Доктор слушал ее, чуть заметно улыбаясь. Было ясно, что он остерегается говорить с ней о серьезном.
Но я не выдержал.
— То же самое и Гитлер считал, — сказал я.
— Гитлер? — Она не поняла, к чему это я. — О, этот ужасный Гитлер! — ничего умнее она не могла придумать.
Вскоре она ушла, и беседа приняла более серьезный оборот.
Доктора в настоящий момент весьма занимали кое-какие документы, случайно попавшие ему в руки, с описанием целого ряда научных экспериментов, проведенных в какой-то большой немецкой тюрьме, — а возможно, речь шла о концлагере, — где среди заключенных находилась большая группа евреев обоего пола, а также поляки, цыгане и представители других неполноценных рас. Эксперименты заключались в следующем: сообщали, например, молодой еврейке, что ей вынесен приговор. Что ее, например, ожидает расстрел или еще того хуже, как они говорили. И затем наблюдали, какое влияние окажет это сообщение на те или иные биологические функции ее организма, на менструальный цикл, например. Оказывалось, что подобные психические шоки самым непосредственным образом влияют на биологические функции. В одних случаях, например, менструации наступали раньше срока, в других вообще не наступали. И так далее.

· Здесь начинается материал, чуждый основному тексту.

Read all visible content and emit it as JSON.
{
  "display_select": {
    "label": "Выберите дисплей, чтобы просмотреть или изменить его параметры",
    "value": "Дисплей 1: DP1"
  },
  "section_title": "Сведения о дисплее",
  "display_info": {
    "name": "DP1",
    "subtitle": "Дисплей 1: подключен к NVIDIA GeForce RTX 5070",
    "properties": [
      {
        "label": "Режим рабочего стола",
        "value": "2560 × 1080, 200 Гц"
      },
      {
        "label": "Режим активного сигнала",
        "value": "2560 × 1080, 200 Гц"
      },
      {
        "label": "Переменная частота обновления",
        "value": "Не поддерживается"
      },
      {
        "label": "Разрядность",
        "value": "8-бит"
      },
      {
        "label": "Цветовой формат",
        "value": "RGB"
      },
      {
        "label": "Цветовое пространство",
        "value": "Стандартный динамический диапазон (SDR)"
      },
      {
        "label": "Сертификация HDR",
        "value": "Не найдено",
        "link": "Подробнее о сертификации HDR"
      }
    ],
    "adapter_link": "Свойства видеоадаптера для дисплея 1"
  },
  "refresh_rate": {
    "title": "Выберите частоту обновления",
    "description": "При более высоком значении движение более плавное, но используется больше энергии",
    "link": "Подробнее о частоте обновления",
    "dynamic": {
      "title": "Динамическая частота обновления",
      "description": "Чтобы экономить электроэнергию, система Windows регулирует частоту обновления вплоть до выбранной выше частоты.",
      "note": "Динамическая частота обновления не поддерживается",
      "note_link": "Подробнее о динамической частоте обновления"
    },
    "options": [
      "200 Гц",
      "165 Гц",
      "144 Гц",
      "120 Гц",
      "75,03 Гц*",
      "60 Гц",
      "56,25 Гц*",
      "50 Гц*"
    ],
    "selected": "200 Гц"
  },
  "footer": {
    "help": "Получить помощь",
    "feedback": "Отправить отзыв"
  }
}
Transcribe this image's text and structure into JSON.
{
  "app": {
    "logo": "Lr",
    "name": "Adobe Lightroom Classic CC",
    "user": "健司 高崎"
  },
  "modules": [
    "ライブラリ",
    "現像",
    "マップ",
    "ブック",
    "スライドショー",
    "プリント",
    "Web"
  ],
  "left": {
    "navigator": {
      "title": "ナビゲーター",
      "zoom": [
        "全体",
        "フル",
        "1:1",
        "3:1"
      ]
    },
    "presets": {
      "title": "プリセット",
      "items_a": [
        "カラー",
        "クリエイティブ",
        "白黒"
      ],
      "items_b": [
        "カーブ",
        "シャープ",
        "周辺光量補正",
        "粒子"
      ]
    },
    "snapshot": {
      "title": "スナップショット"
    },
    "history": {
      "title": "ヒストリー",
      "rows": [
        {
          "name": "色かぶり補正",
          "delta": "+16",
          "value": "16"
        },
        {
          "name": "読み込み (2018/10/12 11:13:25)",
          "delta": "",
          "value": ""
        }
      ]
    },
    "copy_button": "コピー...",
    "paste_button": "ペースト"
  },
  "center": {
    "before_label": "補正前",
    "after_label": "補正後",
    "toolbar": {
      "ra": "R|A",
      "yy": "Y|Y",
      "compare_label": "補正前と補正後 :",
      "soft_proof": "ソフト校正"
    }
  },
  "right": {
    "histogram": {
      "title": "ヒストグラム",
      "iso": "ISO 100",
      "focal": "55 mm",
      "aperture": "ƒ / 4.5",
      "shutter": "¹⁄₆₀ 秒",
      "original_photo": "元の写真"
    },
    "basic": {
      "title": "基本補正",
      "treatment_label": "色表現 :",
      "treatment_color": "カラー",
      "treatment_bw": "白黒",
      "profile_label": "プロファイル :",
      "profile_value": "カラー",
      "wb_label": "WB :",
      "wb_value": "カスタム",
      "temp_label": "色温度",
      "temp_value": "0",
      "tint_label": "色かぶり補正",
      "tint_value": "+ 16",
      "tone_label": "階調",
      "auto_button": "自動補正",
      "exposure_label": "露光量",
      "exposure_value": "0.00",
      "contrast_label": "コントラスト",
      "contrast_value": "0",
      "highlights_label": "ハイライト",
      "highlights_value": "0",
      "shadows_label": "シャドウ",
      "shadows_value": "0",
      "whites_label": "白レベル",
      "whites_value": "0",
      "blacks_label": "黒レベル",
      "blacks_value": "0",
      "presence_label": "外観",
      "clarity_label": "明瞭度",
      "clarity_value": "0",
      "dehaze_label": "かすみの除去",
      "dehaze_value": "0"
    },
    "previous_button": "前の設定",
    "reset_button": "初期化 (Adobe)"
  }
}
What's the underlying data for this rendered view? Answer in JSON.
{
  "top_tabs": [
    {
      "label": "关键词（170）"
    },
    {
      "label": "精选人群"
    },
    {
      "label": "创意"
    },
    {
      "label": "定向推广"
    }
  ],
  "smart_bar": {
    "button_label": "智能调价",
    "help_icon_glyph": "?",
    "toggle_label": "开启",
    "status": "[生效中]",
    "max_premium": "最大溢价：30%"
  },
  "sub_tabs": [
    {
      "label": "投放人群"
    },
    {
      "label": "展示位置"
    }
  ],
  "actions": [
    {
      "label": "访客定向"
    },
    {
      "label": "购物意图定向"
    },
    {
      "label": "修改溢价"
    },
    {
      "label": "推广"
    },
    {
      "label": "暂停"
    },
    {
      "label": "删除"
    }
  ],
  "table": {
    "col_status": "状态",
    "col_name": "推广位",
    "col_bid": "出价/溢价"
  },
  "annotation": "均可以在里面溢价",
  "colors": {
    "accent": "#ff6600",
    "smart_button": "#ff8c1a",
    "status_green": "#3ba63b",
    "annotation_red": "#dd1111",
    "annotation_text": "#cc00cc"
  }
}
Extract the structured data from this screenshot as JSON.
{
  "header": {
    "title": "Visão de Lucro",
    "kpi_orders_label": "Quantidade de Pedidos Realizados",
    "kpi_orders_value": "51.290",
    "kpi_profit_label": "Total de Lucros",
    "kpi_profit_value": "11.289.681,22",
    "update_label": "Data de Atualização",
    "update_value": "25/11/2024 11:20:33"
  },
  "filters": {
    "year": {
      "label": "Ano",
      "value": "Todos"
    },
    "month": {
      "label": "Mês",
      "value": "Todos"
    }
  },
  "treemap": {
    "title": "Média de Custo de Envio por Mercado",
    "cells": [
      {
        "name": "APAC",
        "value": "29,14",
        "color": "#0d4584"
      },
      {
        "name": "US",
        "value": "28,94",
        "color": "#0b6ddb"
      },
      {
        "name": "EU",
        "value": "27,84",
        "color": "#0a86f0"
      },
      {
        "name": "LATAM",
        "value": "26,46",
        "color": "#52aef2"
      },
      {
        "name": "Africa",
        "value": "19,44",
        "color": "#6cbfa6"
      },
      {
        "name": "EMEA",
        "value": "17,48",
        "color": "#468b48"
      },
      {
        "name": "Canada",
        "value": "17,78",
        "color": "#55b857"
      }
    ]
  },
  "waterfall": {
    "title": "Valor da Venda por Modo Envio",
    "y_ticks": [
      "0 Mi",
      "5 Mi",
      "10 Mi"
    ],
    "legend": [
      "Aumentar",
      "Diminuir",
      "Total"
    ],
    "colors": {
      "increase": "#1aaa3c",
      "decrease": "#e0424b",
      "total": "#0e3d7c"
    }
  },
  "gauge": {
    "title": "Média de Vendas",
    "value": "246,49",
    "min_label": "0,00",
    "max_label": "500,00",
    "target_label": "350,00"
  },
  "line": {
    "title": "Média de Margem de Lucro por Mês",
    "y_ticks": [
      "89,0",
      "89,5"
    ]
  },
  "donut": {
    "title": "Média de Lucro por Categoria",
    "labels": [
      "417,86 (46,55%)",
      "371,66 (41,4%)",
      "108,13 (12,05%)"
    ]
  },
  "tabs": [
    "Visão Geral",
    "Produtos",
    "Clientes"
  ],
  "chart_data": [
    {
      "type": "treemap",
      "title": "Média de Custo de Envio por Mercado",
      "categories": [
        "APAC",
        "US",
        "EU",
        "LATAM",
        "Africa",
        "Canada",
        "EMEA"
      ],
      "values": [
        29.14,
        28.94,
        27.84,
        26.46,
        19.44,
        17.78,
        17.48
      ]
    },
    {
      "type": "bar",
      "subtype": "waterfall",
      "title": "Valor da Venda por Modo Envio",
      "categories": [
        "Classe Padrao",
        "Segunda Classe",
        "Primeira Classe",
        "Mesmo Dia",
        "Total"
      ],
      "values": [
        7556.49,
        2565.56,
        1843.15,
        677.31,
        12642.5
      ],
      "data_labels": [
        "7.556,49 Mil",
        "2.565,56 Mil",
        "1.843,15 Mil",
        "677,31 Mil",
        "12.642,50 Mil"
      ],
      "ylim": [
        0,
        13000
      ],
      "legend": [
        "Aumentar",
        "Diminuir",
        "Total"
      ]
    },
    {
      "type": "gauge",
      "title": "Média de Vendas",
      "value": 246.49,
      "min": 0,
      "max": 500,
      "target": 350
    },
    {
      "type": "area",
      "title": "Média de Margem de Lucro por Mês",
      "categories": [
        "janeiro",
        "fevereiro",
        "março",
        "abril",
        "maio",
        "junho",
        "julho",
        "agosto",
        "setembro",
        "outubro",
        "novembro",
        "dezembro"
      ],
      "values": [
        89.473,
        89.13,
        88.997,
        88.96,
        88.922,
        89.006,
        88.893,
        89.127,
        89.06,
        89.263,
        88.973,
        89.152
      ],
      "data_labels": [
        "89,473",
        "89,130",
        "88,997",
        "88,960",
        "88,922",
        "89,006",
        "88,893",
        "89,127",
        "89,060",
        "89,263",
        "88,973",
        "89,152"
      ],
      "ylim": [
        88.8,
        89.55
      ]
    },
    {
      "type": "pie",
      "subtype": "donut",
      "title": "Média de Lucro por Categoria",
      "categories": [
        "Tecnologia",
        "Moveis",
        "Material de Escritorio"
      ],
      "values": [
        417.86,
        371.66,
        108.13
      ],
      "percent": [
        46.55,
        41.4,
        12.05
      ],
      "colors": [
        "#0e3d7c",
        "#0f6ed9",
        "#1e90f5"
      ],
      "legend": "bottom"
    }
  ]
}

Или же: подвергали заключенного различного рода пыткам, кончавшимся смертью. Проведя затем микроскопическое и химико-биологическое исследование его сердца, почек, надпочечных желез и других внутренних органов, обнаруживали, что болевые ощущения, страх и особая в данном случае форма агонии сопровождаются вполне определенными и весьма любопытными изменениями в тех или иных органах… Я спросил доктора:
— Вы думаете, это правда? Он ответил:
— Я не думаю, а знаю, что подобные эксперименты немцами проводились.
Он встал с места.
— Я часто спрашиваю себя, — сказал он, — не стал ли немецкий народ жертвой своего рода духовного рака? Ты пойми, это ведь не обычные нацисты! Это ученые, это… Дьяволы это!..
Еще удивительная встреча.
В гостинице мне достался тот же самый номер.
Здесь я стоял тогда у окна, сюда приходил Кольбьернсен, здесь сидел в кресле Хейденрейх.
Может быть, из-за этого я так долго не мог заснуть.
В сущности, мне было о чем подумать.
Кари — или Мария (надо было привыкать к этому имени). Доктор Хейденрейх. Карстен. И снова Кари. Снова и снова Кари.
Этот последний разговор был прощальным. Судьба ли моя такая была отныне — разлуки, одни разлуки?
Но где-то теплилась надежда. Пока дышу — надеюсь.
Отчаяние, беспросветность, но где-то существует же выход…
Было уже далеко за полночь — и не знаю, как это произошло, но только я вдруг заметил, что, вытесняя все остальное, на первый план выплывает рассказ доктора Хауга.
Отчаявшиеся люди — и хладнокровные господа, изучающие отчаяние.
Возможно, у меня был небольшой жар. Возможно, моя растерянность, моя беспомощность нашли выход в этом бунте.